Support Questions
Find answers, ask questions, and share your expertise

How to include spark packages from nifi when executing through livy

New Contributor

Hi, I am executing a nifi processor ExecuteSparkInteractive and I want to read an avro file.

NiFi =Version 1.5.0.3.1.2.0-7 single node standalone install

Spark = Version 2.3.0

Livy is whatever comes on HDP 2.6.5 (not showing up on version list)

Flow is [do light work]>[write to hdfs]>[call spark & do heavy work]

Used this to get started https://community.hortonworks.com/articles/171787/hdf-31-executing-apache-spark-via-executesparkinte... (thanks @Timothy Spann awesome post).
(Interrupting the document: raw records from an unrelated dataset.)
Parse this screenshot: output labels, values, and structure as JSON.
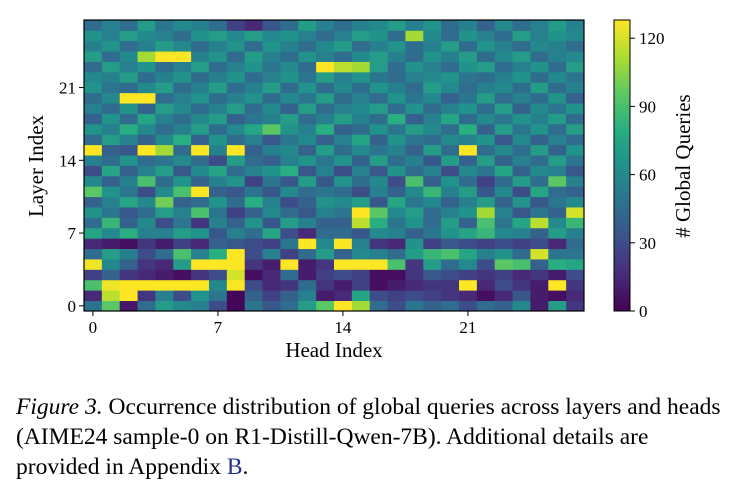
{
  "chart_data": {
    "type": "heatmap",
    "xlabel": "Head Index",
    "ylabel": "Layer Index",
    "x_ticks": [
      "0",
      "7",
      "14",
      "21"
    ],
    "y_ticks": [
      "0",
      "7",
      "14",
      "21"
    ],
    "n_heads": 28,
    "n_layers": 28,
    "colorbar": {
      "label": "# Global Queries",
      "ticks": [
        "0",
        "30",
        "60",
        "90",
        "120"
      ],
      "range": [
        0,
        128
      ],
      "colormap": "viridis"
    },
    "values": [
      [
        48,
        95,
        8,
        45,
        70,
        60,
        55,
        30,
        2,
        50,
        35,
        45,
        70,
        95,
        128,
        110,
        45,
        30,
        50,
        40,
        45,
        30,
        45,
        40,
        60,
        10,
        70,
        20
      ],
      [
        15,
        115,
        128,
        20,
        55,
        30,
        65,
        50,
        2,
        40,
        25,
        40,
        55,
        10,
        15,
        75,
        30,
        25,
        30,
        25,
        20,
        15,
        5,
        15,
        35,
        10,
        5,
        15
      ],
      [
        90,
        125,
        128,
        128,
        128,
        128,
        128,
        60,
        128,
        30,
        15,
        20,
        45,
        20,
        10,
        25,
        5,
        10,
        15,
        20,
        20,
        128,
        15,
        30,
        20,
        10,
        128,
        20
      ],
      [
        25,
        40,
        20,
        15,
        10,
        5,
        20,
        30,
        120,
        5,
        15,
        45,
        10,
        25,
        30,
        25,
        5,
        5,
        20,
        35,
        30,
        25,
        20,
        25,
        15,
        20,
        10,
        30
      ],
      [
        125,
        60,
        40,
        20,
        15,
        70,
        128,
        128,
        128,
        20,
        10,
        128,
        10,
        20,
        128,
        128,
        128,
        90,
        20,
        70,
        45,
        60,
        30,
        95,
        90,
        40,
        80,
        75
      ],
      [
        45,
        70,
        55,
        30,
        45,
        90,
        55,
        80,
        128,
        30,
        55,
        25,
        45,
        70,
        40,
        60,
        55,
        45,
        70,
        85,
        90,
        75,
        55,
        65,
        45,
        120,
        50,
        50
      ],
      [
        15,
        10,
        5,
        20,
        10,
        25,
        15,
        40,
        35,
        30,
        25,
        50,
        128,
        60,
        128,
        55,
        20,
        15,
        65,
        25,
        35,
        30,
        25,
        30,
        25,
        30,
        15,
        45
      ],
      [
        75,
        60,
        80,
        55,
        55,
        70,
        65,
        35,
        55,
        45,
        75,
        30,
        15,
        45,
        45,
        35,
        60,
        55,
        40,
        50,
        65,
        75,
        85,
        60,
        55,
        40,
        70,
        55
      ],
      [
        45,
        85,
        40,
        60,
        30,
        50,
        20,
        55,
        40,
        65,
        35,
        70,
        55,
        40,
        40,
        115,
        80,
        50,
        65,
        45,
        70,
        40,
        90,
        50,
        75,
        115,
        60,
        85
      ],
      [
        65,
        50,
        35,
        45,
        70,
        55,
        90,
        50,
        25,
        40,
        60,
        45,
        35,
        55,
        50,
        128,
        95,
        60,
        70,
        45,
        55,
        65,
        110,
        55,
        35,
        50,
        40,
        120
      ],
      [
        40,
        55,
        75,
        60,
        100,
        40,
        45,
        65,
        45,
        80,
        55,
        30,
        40,
        65,
        60,
        70,
        35,
        75,
        50,
        60,
        40,
        55,
        70,
        40,
        65,
        35,
        50,
        60
      ],
      [
        95,
        65,
        50,
        30,
        60,
        90,
        128,
        40,
        35,
        50,
        35,
        60,
        45,
        50,
        45,
        30,
        55,
        40,
        60,
        85,
        55,
        70,
        35,
        60,
        30,
        75,
        45,
        40
      ],
      [
        60,
        40,
        55,
        90,
        45,
        65,
        40,
        55,
        65,
        25,
        50,
        35,
        70,
        35,
        65,
        45,
        60,
        30,
        90,
        40,
        65,
        45,
        25,
        45,
        70,
        45,
        95,
        55
      ],
      [
        30,
        75,
        40,
        55,
        70,
        35,
        60,
        75,
        45,
        55,
        65,
        80,
        35,
        55,
        30,
        55,
        35,
        65,
        45,
        55,
        30,
        60,
        50,
        75,
        40,
        60,
        55,
        35
      ],
      [
        55,
        45,
        65,
        45,
        50,
        60,
        45,
        30,
        70,
        45,
        40,
        55,
        65,
        50,
        65,
        40,
        70,
        45,
        55,
        35,
        70,
        40,
        70,
        40,
        55,
        45,
        70,
        50
      ],
      [
        128,
        40,
        35,
        128,
        110,
        45,
        128,
        55,
        128,
        40,
        55,
        60,
        40,
        70,
        45,
        60,
        50,
        55,
        40,
        70,
        45,
        128,
        45,
        60,
        45,
        70,
        40,
        65
      ],
      [
        45,
        70,
        55,
        40,
        60,
        80,
        40,
        65,
        45,
        55,
        35,
        50,
        60,
        40,
        55,
        75,
        40,
        65,
        50,
        45,
        60,
        55,
        65,
        35,
        60,
        40,
        55,
        45
      ],
      [
        65,
        55,
        80,
        60,
        45,
        55,
        70,
        45,
        60,
        75,
        95,
        65,
        55,
        80,
        40,
        45,
        65,
        50,
        70,
        60,
        45,
        80,
        40,
        70,
        50,
        65,
        45,
        70
      ],
      [
        40,
        65,
        45,
        75,
        55,
        45,
        60,
        70,
        40,
        50,
        55,
        70,
        45,
        55,
        70,
        55,
        45,
        80,
        40,
        55,
        75,
        45,
        60,
        50,
        65,
        55,
        70,
        45
      ],
      [
        55,
        45,
        65,
        40,
        70,
        60,
        45,
        55,
        70,
        45,
        60,
        40,
        70,
        45,
        55,
        60,
        70,
        45,
        65,
        45,
        55,
        65,
        45,
        70,
        40,
        60,
        50,
        65
      ],
      [
        45,
        60,
        128,
        128,
        45,
        55,
        65,
        45,
        55,
        65,
        45,
        60,
        50,
        70,
        45,
        55,
        45,
        65,
        50,
        60,
        40,
        50,
        70,
        45,
        55,
        45,
        65,
        40
      ],
      [
        65,
        50,
        45,
        60,
        70,
        45,
        55,
        70,
        45,
        55,
        70,
        45,
        65,
        45,
        60,
        45,
        65,
        55,
        45,
        70,
        60,
        45,
        55,
        60,
        45,
        70,
        45,
        55
      ],
      [
        60,
        55,
        70,
        45,
        55,
        65,
        45,
        55,
        65,
        45,
        55,
        65,
        50,
        70,
        55,
        65,
        50,
        45,
        55,
        60,
        65,
        50,
        45,
        55,
        65,
        45,
        60,
        50
      ],
      [
        45,
        70,
        55,
        65,
        45,
        55,
        70,
        45,
        55,
        65,
        50,
        60,
        45,
        128,
        115,
        110,
        70,
        45,
        65,
        55,
        45,
        65,
        70,
        45,
        55,
        65,
        45,
        70
      ],
      [
        70,
        45,
        60,
        110,
        128,
        128,
        55,
        65,
        45,
        70,
        55,
        45,
        65,
        55,
        45,
        60,
        70,
        55,
        45,
        65,
        55,
        70,
        45,
        60,
        70,
        45,
        55,
        60
      ],
      [
        55,
        65,
        45,
        55,
        70,
        60,
        45,
        55,
        65,
        45,
        65,
        55,
        45,
        60,
        70,
        45,
        55,
        65,
        45,
        55,
        70,
        45,
        65,
        55,
        45,
        60,
        55,
        45
      ],
      [
        65,
        55,
        70,
        60,
        55,
        45,
        65,
        70,
        60,
        70,
        60,
        65,
        55,
        45,
        55,
        70,
        65,
        45,
        110,
        60,
        45,
        65,
        55,
        45,
        70,
        55,
        65,
        60
      ],
      [
        45,
        55,
        45,
        70,
        50,
        60,
        55,
        45,
        25,
        15,
        35,
        45,
        70,
        55,
        45,
        55,
        60,
        70,
        55,
        65,
        45,
        55,
        40,
        60,
        45,
        55,
        70,
        55
      ]
    ]
  },
  "caption": {
    "label": "Figure 3.",
    "text": " Occurrence distribution of global queries across layers and heads (AIME24 sample-0 on R1-Distill-Qwen-7B). Additional details are provided in Appendix ",
    "ref": "B",
    "end": "."
  }
}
The code works fine when file written is in json and reading a json file using the json reader.

When I try to write the same data in avro format, the spark can't find the libraries.

org.apache.spark.sql.AnalysisException: Failed to find data source: avro.

I grabbed the databricks jar: com.databricks:spark-avro_2.11:4.0.0 (the same version I use in the --packages with spark-submit when testing the spark code)

and put it into a directory where nifi can get it and set the property on my LivySessionController

Session JARs > /opt/spark/jars/spark-avro_2.11-4.0.0.jar

this code works:

val records:Dataset[Row] = spark.read.json("/user/somedeveloper/stage/data.json")

this code doesn't

val records:Dataset[Row] = spark.read.format("avro").load("/user/somedeveloper/stage/data.avro")

Running out of ideas, and json is too big and slow when I am running at full scale.

1 REPLY 1

New Contributor

Hi @Eric Richardson, you can help me to configure correctly the ExecuteSparkInteractive and LivySessionController?

I use the same post but does not work.